Years ago, I read a fascinating study about high school valedictorians.  I have searched for the report, but am unable to find it—not surprising, as I read it well before the age of the internet. The article tracked the life trajectories of valedictorians—their colleges and completion rates, their SAT scores, their ultimate careers. There were lots of engineers and accountants, and a handful of doctors and lawyers, but the modal career choice for valedictorians was: educator.

Of course it was.

When you discover you're good at something, early in childhood, you tend to stick with it. Kids who take pride in their top marks, and like being in the 4th grade, often end up being recognized for their strong scholarship eight years later. When school is your happy place, you feel comfortable staying there, rising through the ranks. (This is, pretty much, the story of my life, too.)

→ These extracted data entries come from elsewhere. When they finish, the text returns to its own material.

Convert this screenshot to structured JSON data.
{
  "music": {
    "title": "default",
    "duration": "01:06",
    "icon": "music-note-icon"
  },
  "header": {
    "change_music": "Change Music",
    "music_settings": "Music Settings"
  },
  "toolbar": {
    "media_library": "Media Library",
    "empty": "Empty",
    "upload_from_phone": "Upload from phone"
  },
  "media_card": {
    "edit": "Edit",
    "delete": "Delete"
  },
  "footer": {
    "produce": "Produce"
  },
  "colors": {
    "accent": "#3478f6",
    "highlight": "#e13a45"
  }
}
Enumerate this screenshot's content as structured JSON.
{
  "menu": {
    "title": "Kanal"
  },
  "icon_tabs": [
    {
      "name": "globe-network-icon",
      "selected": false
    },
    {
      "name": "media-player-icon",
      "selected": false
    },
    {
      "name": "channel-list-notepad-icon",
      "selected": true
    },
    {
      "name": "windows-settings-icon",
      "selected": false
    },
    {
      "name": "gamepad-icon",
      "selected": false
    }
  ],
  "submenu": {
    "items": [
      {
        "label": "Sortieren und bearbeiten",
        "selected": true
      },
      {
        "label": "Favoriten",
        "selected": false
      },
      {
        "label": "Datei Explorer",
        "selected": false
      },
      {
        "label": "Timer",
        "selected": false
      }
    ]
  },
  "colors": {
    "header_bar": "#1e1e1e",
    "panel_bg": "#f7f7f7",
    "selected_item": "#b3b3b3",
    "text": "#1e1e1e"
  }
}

Now, however, there seems to be a social movement (or at least a book) suggesting that success in a professional career is not enough, that valedictorians are merely conformists, hard workers, even suck-ups, not the kinds of disruptive movers and shakers who change the world:

Essentially, we are rewarding conformity and the willingness to go along with the system. Many of the valedictorians admitted to not being the smartest kid in class, just the hardest worker. Others said that it was more an issue of giving teachers what they wanted than actually knowing the material better.

Schools reward being a generalist. There is little recognition of student passion or expertise. The real world, however, does the reverse.  If you want to do well in school and you're passionate about math, you need to stop working on it to make sure you get an A in history too. Yet eventually we almost all go on to careers in which one skill is highly rewarded and other skills aren't that important.

Intellectual students who enjoy learning struggle in high school. They have passions they want to focus on, are more interested in achieving mastery, and find the structure of school stifling. Meanwhile, the valedictorians are intensely pragmatic. They follow the rules and prize A's over skills and deep understanding.

The book Barking Up the Wrong Tree (Eric Barker) is based on some pretty crummy and questionable research. But the bigger problem is its definition of success, a good launching pad for the perennial question: What is school for, anyway?

What Barker and The 74 seem to be saying is:

  • Being at the top of your class, academically, is not very important or special.
  • Truly intellectual students don't stoop to doing the work they're assigned, because their passions are all-consuming.
  • Being a millionaire or entrepreneur is a more rewarding and valuable goal than being a nurse, engineer, pilot or a teacher—careers that depend on nurturing or attention to routine and detail.
  • People generally use one skill or discipline in a successful career, so being "well-rounded" is not important.
  • School is stifling, boring and over-structured, a place of following rules and pleasing teachers.

I don't believe any of these points are true.

Further, they run contrary to the direction in which federal and state policies are pushing public schools—toward increasing focus on "data" (which includes grades), increased conformity in instruction and curriculum, and college for all.  A student who refuses to take required subjects seriously, because they interfere with his "passion," might well find himself booted out of a no-excuses charter. 

As for the potshots at compliance-focused, boring schools—well, schools have never stopped struggling to be places of curiosity and excitement, balanced with order and purpose. Most recently, the accountability movement seems hell-bent on squashing curiosity and excitement, and making clear that order and achievement data come first.

Let's tip our hats to school valedictorians everywhere this June. You worked hard, kids, and you did well. We're proud of you and the places you'll go.